Discussion
Aortic sinus tumor is a rare congenital disease[1] that most commonly affects the right coronary sinus (RCS) and non-coronary sinus (NCS) and right coronary sinus (LCS)[2]. It may be accompanied by ventricular septal defect, aortic regurgitation [3] and so on. Aortic valve rupture and perforation is more common in infection, trauma, invasive operation [4-5]. It is rare to see spontaneous perforation of the valve itself resulting in aortic regurgitation. We report here a rare and complex case of severe aortic regurgitation caused by SVA rupture with spontaneous valve perforation. The unique regurgitation pattern begins with a rupture of the right coronary sinus of the aorta, enters the right ventricular outflow tract through the interventricular septum, and also passes through the spontaneous rupture of the LCC pore (Fig. 1I). It is difficult to accurately diagnose this patient’s regurgitation using transthoracic echocardiography alone. At the same time, perforation (rupture) may have affected the progression of his disease, and this unique regurgitation is highly prone to severe acute heart failure, because spontaneous perforation is generally small, preoperative esophageal ultrasound did not indicate aortic valve perforation. Intraoperative transesophageal echocardiography is a versatile diagnostic and monitoring tool that facilitates surgical decision making in the operating room[6]. The pathogenesis of this extremely rare severe aortic insufficiency was accurately diagnosed and successfully treated by real-time transesophageal echocardiography combined with surgery.
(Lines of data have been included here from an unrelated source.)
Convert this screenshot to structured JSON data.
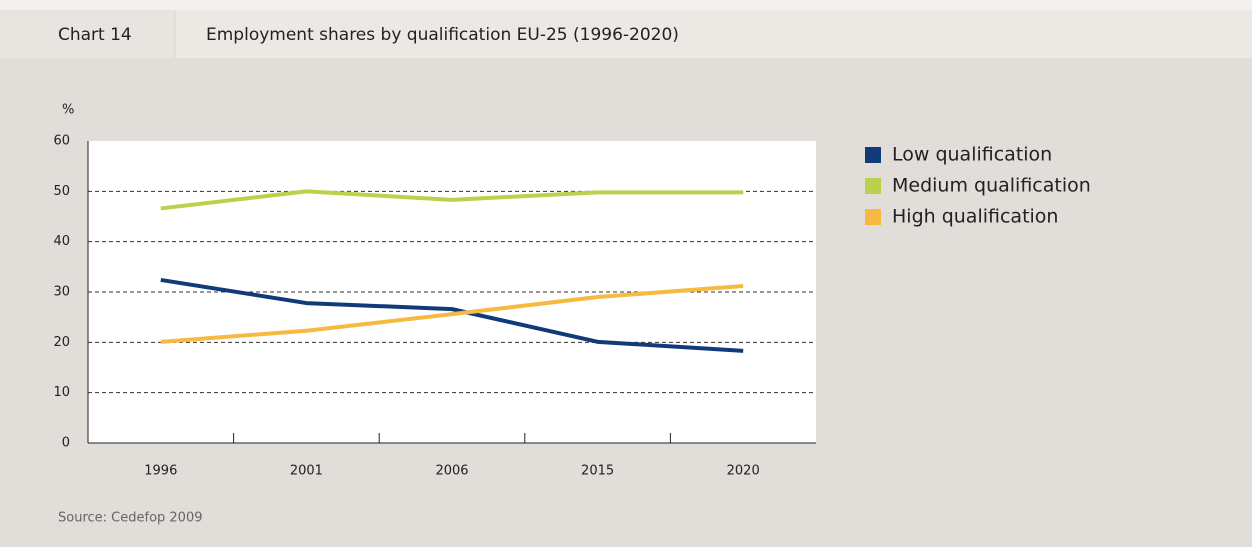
{
  "chart_data": {
    "type": "line",
    "label": "Chart 14",
    "title": "Employment shares by qualification EU-25 (1996-2020)",
    "ylabel": "%",
    "source": "Source: Cedefop 2009",
    "categories": [
      "1996",
      "2001",
      "2006",
      "2015",
      "2020"
    ],
    "series": [
      {
        "name": "Low qualification",
        "color": "#103a78",
        "values": [
          32.4,
          27.8,
          26.6,
          20.1,
          18.3
        ]
      },
      {
        "name": "Medium qualification",
        "color": "#b9d14b",
        "values": [
          46.6,
          50,
          48.3,
          49.8,
          49.8
        ]
      },
      {
        "name": "High qualification",
        "color": "#f6ba43",
        "values": [
          20.1,
          22.3,
          25.6,
          29,
          31.2
        ]
      }
    ],
    "ylim": [
      0,
      60
    ],
    "yticks": [
      0,
      10,
      20,
      30,
      40,
      50,
      60
    ],
    "grid": true,
    "legend": "right"
  }
}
Conflicts of interest: All authors have read and approved submission of the manuscript and have no conflict of interest to disclose.
Informed consent: Written informed consent was obtained from the patient for the publication of the case report and the accompanying images.
Data availability statement: The data that support the findings of this study are available from the corresponding author upon reasonable request.